The study is done on only male footballers, based on one photo each,
except when determining between dark blonde and light brown, then I google the name and look at multiple photos. Dark blonde should still look pretty much fully yellow normal blonde all over with full outdoor lighting in the sun, but can look medium/light brown in certain lighting and indoors, light brown will still be mostly clearly brown with some lighting reflections and no clear yellow covering the whole head of hair. All colours are based on photos with similar lighting from the same source websites, if the lone photo had obvious outlying lighting, was horrible quality, or the person had wet/gelled hair, I also googled for multiple photos, regardless of initial obvious colour. For a dark blonde person to be counted as blonde, he must have full blonde/yellow looking hair in direct lighting, outdoors, in a
majority of photos, doesn't count for indoor photos. If someone has still has "dirty blonde" looking hair outdoors rather than regular blonde in extreme lighting, that person has light brown hair.
Excluded people with foreign surnames as best I could, no Italian/Iberian included in France, no ievs, aevs, Ahkmedovs, obvious Turkic, Armenian, Georgian names in Russia, except where I didn't know the difference(Slovenian vs other Balkan for example), with some exceptions like ethnicities that were in said country for a long time already(German names in Czechia/Hungary, Ukrainian names in Russia, Irish in England, etc). I made no attempt to take gypsies out in eastern Europe, they have the same exact surnames and if I just went "looks like a gypsy" and took him out it would take out a lot of native dark and Med types. I did actually take out S. Indian looking ones(was a couple or so in Romania) but most modern gypsies look like Kurds, which absolutely do overlap with southern Euro phenotypes. There's no way I would be able to tell. I also personally wanted the +gypsy minority numbers, they've been there for almost 1k yrs and you can't correlate anything about a country without them.

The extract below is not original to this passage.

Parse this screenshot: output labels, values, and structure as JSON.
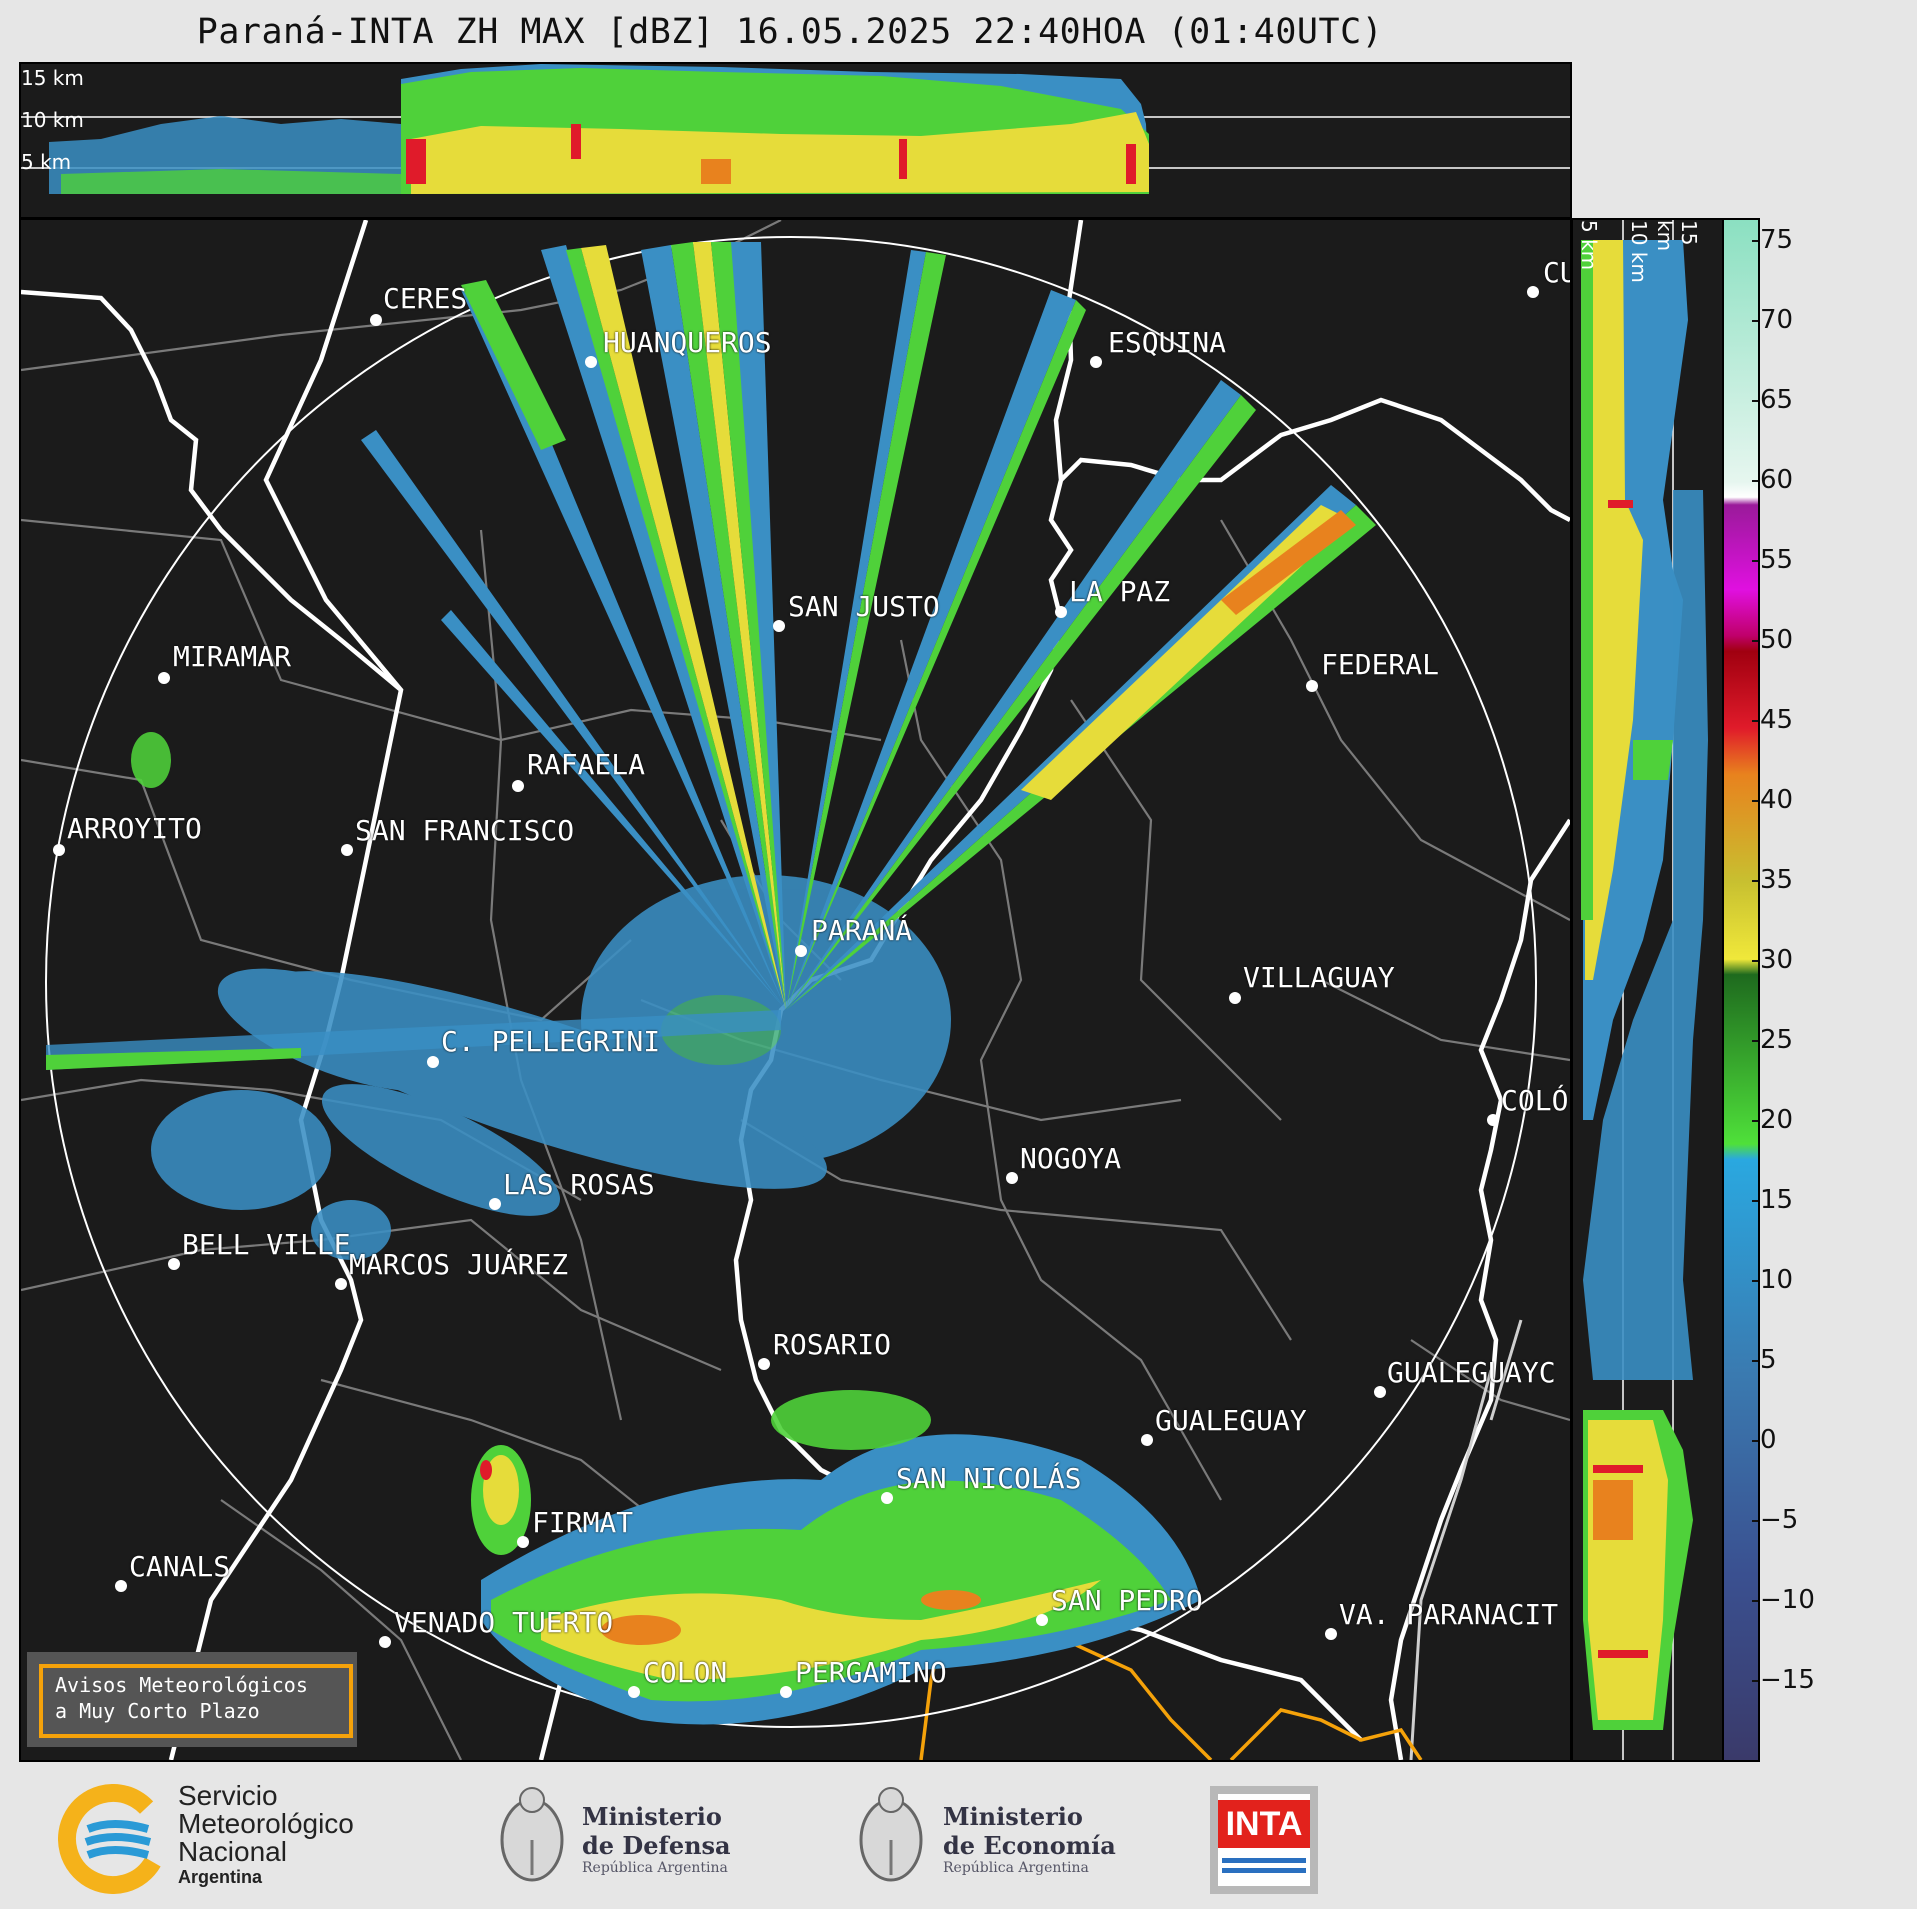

Had to be born in the country(luckily for me the sources I was using states it right there so I didn't have to look every name up). Greek surname but born in Australia? Not included.
Red is only pure red, reddish brown included in overall medium/light or light depending on how light it is, strawberry blonde is included in blonde. Absolutely ridiculous to include strawberry blondes as red haired when it's like 80% blonde and 20% red(examples of strawberry blondes: Paddy Holohan).
Actual medium might be split in my medium/light category because dark isn't only pure dark brunet or black hair imo, it doesn't include all shades between dark brunet and light brown. Example of the start of my dark hair/non-medium category:
(Felix Myhre)
(Casper Oyvann, ash dark brown, which is only really a colour visible in non-neutral lighting, is also considered dark in this study, even though it may not be pure dark)
Medium/light blonde, pure yellow, should look extremely light even in black and white photos(where as dark blondes won't necessarily look blonde in black and white photos ala Reinhard Heydrich or Otto Gunsche
https://i.pinimg.com/236x/90/6b/19/9...30c6dfc50d.jpg https://encrypted-tbn0.gstatic.com/i...h-mxQM6nMUoNP7):
(Arild Ostbo)
(Vegard Bergan)
Start of blonde:
(hair is still fully yellow in a majority of outdoor pics)
Example of a photo I wasn't sure of that needed looking up(again, I google all potential light brown/blonde even if I thought it was one or the other):
(Onni Valakari)
Turned out to be light brown, looked like this in a majority of both outdoor/indoor pics(only looked blonde in like 2 out of 20+ pics), even dark brown when hair was wet(shouldn't happen to dark blondes). Another good example of someone who people who think is blonde but is actually light brown haired is Conor Mcgregor.
Example of a person I thought was gunna be dark blonde on the source page photo but ended up being brown haired:
(Jimmy Nirlo)
(again, vast majority of pics this colour, wasn't even hair dye in this case, some hair colours are just like that, and it's stupid to call it blonde if it only rarely shows up in certain lighting)
Example of pure red hair:
(Kristofer Hivju)
Most red hair numbers were under 1% so obviously it not showing up in some countries is the margin of error showing up.
Oh and, if you put a gun to my head and forced me to use the Fischer-Saller scale instead of my own, I'd tell you it'd depend on the lighting of the actual scales.
Here I'd only classify A-L and N as blonde.
Yet here I'd only classify it as A-G, so yeah, lighting, lighting, lighting. Very important if you're doing it via photos and not in person.